I am new to Perl, but I know a little bit of C though. I came across this snippet in one of our classroom notes:
$STUFF = "C:/scripts/stuff.txt";
open STUFF or die "Cannot open $STUFF for read: $!";
print "Line $. is: $_" while (<STUFF>);
Why is the while after the print statement? What does it do?
It's the same as
while (<STUFF>) {
print "Line $. is : $_";
}
It's written the way it is because it's simpler and more compact. This is, in general, Perl's (in)famous "statement modifier" form for conditionals and loops.
The other answers have explained the statement modifier form of the while loop. However, there's a lot of other magic going on here. In particular, the script relies on three of Perl's special variables. Two of these ($_ and $!) are very common; the other ($.) is reasonably common. But they're all worth knowing.

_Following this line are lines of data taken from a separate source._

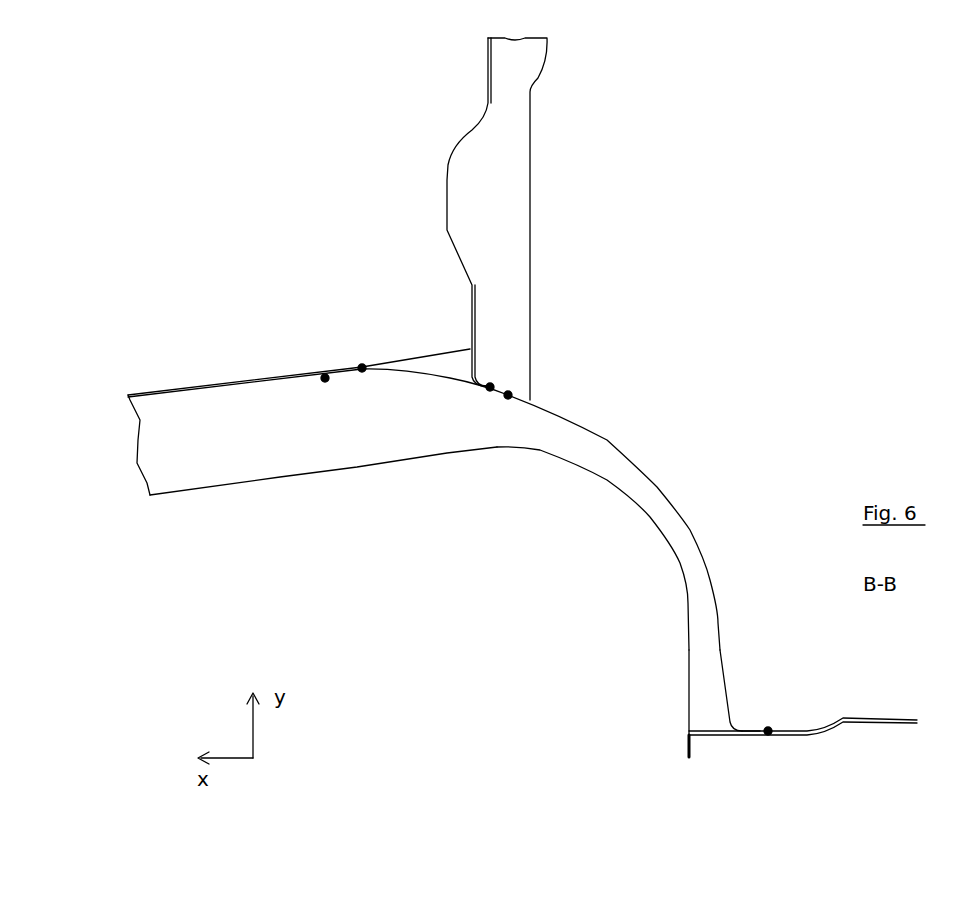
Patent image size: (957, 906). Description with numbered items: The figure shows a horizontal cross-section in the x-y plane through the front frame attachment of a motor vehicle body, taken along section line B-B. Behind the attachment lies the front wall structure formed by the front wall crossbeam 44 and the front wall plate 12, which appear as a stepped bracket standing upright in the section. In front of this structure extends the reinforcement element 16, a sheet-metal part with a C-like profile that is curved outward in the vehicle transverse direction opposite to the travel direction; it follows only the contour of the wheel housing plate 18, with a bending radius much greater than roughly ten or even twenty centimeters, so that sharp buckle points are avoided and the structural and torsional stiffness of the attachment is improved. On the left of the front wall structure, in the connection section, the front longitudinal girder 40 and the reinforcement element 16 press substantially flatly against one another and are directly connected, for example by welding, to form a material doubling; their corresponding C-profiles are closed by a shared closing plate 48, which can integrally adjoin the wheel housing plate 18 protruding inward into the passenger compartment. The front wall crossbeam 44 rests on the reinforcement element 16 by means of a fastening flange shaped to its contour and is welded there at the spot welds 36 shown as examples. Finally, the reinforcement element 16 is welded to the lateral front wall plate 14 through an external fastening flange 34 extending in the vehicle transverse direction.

The front wall plate 12 is at (533, 190).
The lateral front wall plate 14 is at (823, 728).
The reinforcement element 16 is at (690, 523).
The wheel housing plate 18 is at (687, 645).
The external fastening flange 34 is at (747, 728).
The spot welds 36 is at (325, 378).
The front longitudinal girder 40 is at (227, 383).
The front wall crossbeam 44 is at (448, 232).
The closing plate 48 is at (357, 467).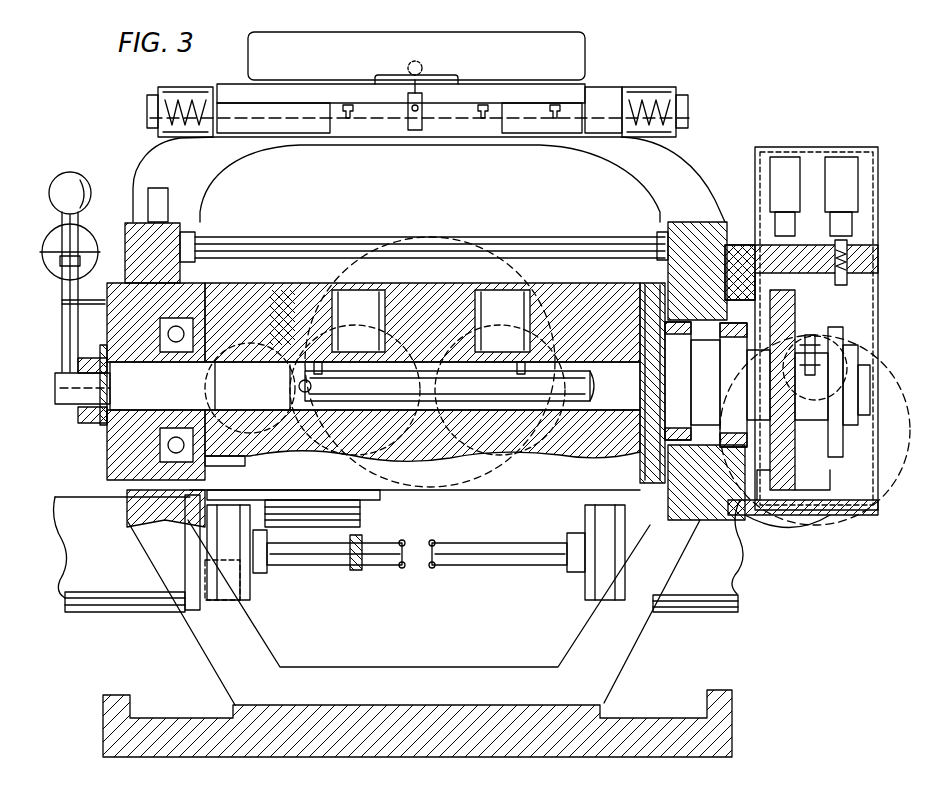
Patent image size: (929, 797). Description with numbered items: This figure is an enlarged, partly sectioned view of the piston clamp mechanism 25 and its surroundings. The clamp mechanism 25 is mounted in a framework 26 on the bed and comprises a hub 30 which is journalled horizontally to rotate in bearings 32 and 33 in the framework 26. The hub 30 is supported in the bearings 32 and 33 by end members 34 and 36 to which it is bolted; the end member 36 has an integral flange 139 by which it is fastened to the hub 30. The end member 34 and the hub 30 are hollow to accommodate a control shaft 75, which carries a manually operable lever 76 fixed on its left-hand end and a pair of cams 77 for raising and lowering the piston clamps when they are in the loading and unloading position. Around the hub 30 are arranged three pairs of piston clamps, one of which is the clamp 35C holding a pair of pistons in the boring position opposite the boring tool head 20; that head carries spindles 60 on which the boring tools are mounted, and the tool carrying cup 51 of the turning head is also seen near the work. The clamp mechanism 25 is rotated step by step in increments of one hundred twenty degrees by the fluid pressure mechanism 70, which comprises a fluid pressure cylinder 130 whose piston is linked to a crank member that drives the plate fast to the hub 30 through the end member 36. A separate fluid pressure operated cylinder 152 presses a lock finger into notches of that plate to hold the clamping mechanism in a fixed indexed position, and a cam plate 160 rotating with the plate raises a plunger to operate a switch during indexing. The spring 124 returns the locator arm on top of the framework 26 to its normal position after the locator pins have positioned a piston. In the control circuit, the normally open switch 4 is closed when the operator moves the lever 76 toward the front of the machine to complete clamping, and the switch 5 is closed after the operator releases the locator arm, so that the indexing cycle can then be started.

The switch 4 is at (50, 248).
The switch 5 is at (423, 66).
The boring tool head 20 is at (718, 582).
The piston clamp mechanism 25 is at (405, 280).
The framework 26 is at (590, 242).
The hub 30 is at (232, 292).
The bearing 32 is at (176, 343).
The bearing 33 is at (678, 381).
The end member 34 is at (245, 455).
The piston clamp 35C is at (382, 502).
The end member 36 is at (708, 418).
The tool carrying cup 51 is at (430, 362).
The spindle 60 is at (348, 571).
The fluid pressure mechanism 70 is at (878, 376).
The control shaft 75 is at (68, 386).
The manually operable lever 76 is at (80, 177).
The cam 77 is at (322, 376).
The spring 124 is at (150, 112).
The fluid pressure cylinder 130 is at (880, 302).
The integral flange 139 is at (648, 292).
The fluid pressure operated cylinder 152 is at (808, 520).
The cam plate 160 is at (845, 442).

When you run while <$fh> on an opened filehandle, Perl automagically runs through the file, line by line, until it hits EOF. Within each loop, the current line is set to $_ without you doing anything. So these two are the same:
while (<$fh>) { # something }
while (defined($_ = <$fh>)) { # something }
See perldoc perlop, the section on I/O operators. (Some people find this too magical, so they use while (my $line = <$fh>) instead. This gives you $line for each line rather than $_, which is a clearer variable name, but it requires more typing. To each his or her own.)
$! holds the value of a system error (if one is set). See perldoc perlvar, the section on $OS_ERROR, for more on how and when to use this.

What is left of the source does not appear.